SOS: Strange - This Could Be A ProblemRickey Stokes
Posted by: RStokes
Date: May 02 2017 9:55 PM
By Bill and Susan Britt
Alabama Political Reporter
Recently appointed Senator Luther Strange, only a few months into his new job, has potentially committed two major campaign finance violations, according to Secretary of State John Merrill.
Campaign finance records show that Strange transferred campaign contributions between his US Senate campaign account and his Alabama Attorney General account, outside of the legal window. The contributions also exceeded the legal limit on account transfers.
Each of the violations could be prosecuted as felony offenses if the State Ethics Commission takes up the case and refers charges. Former Gov. Robert Bentley faced possible felony charges for a similar transfer that took place outside of the legal time frame.

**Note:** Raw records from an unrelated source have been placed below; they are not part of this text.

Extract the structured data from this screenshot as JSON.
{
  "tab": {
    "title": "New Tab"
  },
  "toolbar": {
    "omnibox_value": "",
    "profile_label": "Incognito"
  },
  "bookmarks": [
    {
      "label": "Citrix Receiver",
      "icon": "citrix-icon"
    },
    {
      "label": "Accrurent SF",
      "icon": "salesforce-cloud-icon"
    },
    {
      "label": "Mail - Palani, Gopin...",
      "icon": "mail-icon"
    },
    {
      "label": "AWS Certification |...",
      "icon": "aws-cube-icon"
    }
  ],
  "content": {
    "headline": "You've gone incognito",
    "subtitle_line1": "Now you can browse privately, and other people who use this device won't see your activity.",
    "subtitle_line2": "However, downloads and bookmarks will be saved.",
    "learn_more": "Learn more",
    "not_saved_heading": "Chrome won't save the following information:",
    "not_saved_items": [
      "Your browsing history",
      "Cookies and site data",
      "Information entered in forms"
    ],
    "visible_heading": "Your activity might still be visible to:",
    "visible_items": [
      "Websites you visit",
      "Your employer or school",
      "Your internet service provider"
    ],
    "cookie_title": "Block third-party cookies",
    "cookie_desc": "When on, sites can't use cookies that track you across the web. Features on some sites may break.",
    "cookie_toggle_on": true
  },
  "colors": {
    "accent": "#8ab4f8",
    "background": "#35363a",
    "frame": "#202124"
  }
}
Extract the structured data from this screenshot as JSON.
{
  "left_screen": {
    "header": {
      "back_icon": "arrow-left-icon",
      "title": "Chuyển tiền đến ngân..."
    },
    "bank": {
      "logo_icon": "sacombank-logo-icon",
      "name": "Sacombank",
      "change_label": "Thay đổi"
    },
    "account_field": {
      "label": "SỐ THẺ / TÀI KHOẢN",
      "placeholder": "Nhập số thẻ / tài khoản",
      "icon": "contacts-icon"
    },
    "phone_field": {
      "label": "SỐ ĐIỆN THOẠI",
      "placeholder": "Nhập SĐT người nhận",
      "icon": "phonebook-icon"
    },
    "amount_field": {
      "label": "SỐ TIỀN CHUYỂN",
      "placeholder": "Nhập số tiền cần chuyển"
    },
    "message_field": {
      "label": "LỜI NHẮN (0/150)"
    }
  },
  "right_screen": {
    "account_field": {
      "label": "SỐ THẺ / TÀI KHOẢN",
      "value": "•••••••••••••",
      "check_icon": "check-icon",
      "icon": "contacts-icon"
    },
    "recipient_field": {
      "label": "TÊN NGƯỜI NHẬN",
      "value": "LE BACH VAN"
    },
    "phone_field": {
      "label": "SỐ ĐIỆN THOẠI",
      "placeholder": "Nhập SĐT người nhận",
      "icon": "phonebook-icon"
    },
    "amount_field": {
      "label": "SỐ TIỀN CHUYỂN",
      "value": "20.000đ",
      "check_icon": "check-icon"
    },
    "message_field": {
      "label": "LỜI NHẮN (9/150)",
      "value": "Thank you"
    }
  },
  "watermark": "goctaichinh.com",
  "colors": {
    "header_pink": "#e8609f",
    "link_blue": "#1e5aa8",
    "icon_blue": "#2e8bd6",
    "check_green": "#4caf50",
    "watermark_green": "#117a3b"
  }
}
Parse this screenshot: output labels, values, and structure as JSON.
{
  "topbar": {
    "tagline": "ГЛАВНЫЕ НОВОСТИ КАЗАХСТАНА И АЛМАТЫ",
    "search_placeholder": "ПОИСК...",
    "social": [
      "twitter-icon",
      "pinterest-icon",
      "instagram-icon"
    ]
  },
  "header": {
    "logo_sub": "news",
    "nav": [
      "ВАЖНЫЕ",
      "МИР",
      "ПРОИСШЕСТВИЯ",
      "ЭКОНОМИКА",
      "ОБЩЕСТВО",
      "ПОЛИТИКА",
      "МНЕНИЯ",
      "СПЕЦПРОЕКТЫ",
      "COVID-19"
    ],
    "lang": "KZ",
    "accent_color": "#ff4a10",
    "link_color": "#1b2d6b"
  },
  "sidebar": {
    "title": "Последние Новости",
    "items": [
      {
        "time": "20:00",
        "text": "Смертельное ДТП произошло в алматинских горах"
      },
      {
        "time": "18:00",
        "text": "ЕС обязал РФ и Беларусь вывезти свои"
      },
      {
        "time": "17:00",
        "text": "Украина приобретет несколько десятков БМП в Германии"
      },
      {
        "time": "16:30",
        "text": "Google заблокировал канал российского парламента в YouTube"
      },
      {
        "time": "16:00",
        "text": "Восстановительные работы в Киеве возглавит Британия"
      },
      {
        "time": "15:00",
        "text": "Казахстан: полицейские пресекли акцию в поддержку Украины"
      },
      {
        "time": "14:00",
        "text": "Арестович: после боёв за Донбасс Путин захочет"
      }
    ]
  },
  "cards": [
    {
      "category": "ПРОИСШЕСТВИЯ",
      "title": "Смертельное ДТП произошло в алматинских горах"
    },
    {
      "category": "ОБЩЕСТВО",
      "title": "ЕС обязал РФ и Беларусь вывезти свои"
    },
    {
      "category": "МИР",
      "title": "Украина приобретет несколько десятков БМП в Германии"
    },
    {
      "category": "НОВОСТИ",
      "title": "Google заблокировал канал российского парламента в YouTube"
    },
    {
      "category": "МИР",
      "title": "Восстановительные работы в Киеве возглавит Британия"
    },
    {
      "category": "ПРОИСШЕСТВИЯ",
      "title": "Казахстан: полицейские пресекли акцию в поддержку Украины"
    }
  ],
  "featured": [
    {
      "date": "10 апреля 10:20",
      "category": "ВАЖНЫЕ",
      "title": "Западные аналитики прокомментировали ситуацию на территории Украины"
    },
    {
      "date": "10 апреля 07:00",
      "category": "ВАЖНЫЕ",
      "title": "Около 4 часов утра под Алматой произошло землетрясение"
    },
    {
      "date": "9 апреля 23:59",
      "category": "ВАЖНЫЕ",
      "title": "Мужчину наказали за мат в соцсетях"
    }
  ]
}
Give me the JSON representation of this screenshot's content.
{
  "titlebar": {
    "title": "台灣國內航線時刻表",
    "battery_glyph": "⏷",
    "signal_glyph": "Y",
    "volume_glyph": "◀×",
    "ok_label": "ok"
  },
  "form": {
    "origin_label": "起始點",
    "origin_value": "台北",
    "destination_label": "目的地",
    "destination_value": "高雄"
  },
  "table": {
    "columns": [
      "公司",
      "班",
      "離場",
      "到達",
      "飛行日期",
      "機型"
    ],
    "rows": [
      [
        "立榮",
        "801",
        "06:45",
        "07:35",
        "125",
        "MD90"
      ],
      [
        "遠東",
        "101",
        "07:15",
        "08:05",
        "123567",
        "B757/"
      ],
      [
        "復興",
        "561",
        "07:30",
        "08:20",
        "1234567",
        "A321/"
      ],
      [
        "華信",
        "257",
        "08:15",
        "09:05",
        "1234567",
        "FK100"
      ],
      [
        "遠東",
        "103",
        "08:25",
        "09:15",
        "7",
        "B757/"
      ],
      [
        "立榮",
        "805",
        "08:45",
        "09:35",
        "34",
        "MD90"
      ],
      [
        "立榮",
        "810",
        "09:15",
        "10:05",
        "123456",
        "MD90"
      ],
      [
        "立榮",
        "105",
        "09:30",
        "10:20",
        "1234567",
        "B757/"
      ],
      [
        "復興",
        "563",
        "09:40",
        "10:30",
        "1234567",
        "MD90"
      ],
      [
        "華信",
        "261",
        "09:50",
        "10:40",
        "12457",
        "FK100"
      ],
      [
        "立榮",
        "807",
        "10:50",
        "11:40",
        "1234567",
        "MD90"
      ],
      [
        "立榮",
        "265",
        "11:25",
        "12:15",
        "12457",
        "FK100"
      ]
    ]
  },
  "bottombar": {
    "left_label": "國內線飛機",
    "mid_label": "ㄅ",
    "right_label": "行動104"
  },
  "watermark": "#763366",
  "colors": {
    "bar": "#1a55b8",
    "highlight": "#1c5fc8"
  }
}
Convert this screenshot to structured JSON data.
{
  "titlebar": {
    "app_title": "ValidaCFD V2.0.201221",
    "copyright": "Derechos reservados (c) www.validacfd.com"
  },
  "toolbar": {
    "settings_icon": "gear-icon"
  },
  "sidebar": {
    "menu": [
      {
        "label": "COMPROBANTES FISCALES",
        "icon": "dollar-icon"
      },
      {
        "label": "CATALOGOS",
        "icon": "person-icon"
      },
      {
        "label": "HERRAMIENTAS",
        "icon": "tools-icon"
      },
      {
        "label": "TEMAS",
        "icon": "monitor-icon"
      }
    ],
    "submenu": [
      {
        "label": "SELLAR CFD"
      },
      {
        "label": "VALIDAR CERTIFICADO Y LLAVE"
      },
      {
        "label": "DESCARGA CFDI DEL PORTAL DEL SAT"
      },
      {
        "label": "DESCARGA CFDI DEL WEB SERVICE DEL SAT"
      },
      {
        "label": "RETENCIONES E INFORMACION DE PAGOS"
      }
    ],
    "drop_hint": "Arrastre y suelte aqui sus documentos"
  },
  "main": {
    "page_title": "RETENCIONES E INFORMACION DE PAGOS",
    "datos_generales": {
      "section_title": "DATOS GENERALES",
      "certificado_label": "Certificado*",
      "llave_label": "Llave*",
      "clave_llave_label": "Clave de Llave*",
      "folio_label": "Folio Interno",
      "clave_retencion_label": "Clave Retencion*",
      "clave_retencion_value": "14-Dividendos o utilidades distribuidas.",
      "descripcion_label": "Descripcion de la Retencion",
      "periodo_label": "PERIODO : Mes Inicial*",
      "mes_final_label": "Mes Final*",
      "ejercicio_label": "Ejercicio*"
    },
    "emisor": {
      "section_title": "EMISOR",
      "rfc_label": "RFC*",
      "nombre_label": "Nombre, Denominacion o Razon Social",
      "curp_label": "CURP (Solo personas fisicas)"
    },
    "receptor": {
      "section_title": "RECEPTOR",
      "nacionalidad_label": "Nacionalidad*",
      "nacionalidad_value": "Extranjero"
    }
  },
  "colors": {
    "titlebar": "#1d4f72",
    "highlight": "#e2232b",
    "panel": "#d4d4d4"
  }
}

Though Strange was appointed to the Senate in February, his US Senate campaign began in 2016. That’s when the pair of campaign contributions were made, which could possibly derail Strange’s bid to earn his seat in the upper chamber of Congress by his own right. According to the State’s Fair Campaign Practice Act (FCPA), it is unlawful for a candidate to receive contributions past 120 days of an election, until the beginning of the next election cycle. On December 6, 2016, Strange transferred $606.00 from his Federal Senate campaign account into his State Attorney General account.
A few weeks later, on December 30, 2016, he moved $454.00 from his US Senate campaign account to his State Attorney General campaign account. Strange listed the transfers as reimbursements from “Strange for Senate” to “Alabamians for Luther Strange.”
According to Section 17-5-7.3 of the State’s campaign finance laws, “For a period of 120 days after the election in which the person was a candidate, but only to the extent of any campaign debt of the candidate or principal campaign committee of the candidate as indicated on the campaign financial disclosure form or to the extent of reaching the threshold that is required for qualification as a candidate for the office which he or she currently holds, or both.”